Coincident Super Eclipse and amp power


The Super Eclipse is marketed as a low-powered, tube-amp friendly design. This is, no doubt, very much true compared to many speakers.

Using the Super Eclipses, I tried the 18/36-watt Manley 300B Retros (in their interim version--after original issue and before the Neo) and the 47 Labs Gaincard-S (50 watt version with double power supplies) and found them both to be under-powered-- especially for large, orchestral music. My room is 16 x 25 feet with large vent-offs at the back, skylights, and heavy, wall-to-wall carpeting.

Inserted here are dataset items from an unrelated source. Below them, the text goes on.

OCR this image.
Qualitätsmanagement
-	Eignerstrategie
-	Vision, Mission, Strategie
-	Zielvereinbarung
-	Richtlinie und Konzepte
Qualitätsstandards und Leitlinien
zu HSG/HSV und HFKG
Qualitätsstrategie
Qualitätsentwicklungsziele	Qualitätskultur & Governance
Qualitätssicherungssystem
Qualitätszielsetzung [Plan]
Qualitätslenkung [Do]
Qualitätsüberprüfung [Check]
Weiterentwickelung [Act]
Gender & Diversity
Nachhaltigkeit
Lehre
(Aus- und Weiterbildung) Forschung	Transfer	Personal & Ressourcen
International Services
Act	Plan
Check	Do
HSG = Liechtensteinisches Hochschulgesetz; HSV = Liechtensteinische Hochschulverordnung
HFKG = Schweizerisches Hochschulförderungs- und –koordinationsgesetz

I am sure the kind of music one listens to influences a lot of this , but I have a sneaky suspicion that the 'Super E's' really like a lot more power than some of the rhetoric surrounding them (and their 92 dB, 14 Ohm rating) would suggest. Am I the only one who thinks that the "Supers E's,' really sound much better with about 95, strong, push-pull, tubed watts (transformer) or about 150, OTL, triode watts?
kalan

Showing 1 response by wirenut

I find your post very interesting. I don't have Super Eclipses. But, I just bought a pr of Partial Eclipses (sensitivity 92db, 8 ohms; pwr req. 7-150 watts), for use in a rather smallish room (12'x13') with a Conrad-Johnson Premier 11A tube amp (70w/channel into 4ohms). No power problem here; I can play them as loud as I want, without any hint of under powering.

However, I also own an old Krell KSA-150 (rated at 150w into 8ohms), and out of curiosity I tried the Partials with the Krell. I was amazed to find that the spkrs sound much much better to me powered by the Krell than they do by the C-J. With the Krell, there is pristine clarity, definition and a sense of the presence of pwr, etc. (at all volume levels), that I just don't get with the C-J. This really puzzles me. I expected that since the spkrs' minimum pwr requirement is only 7 watts, when I pair them with a tube amp capable of 10 times the minimum I would hear the very best they can offer. IMHO, not so.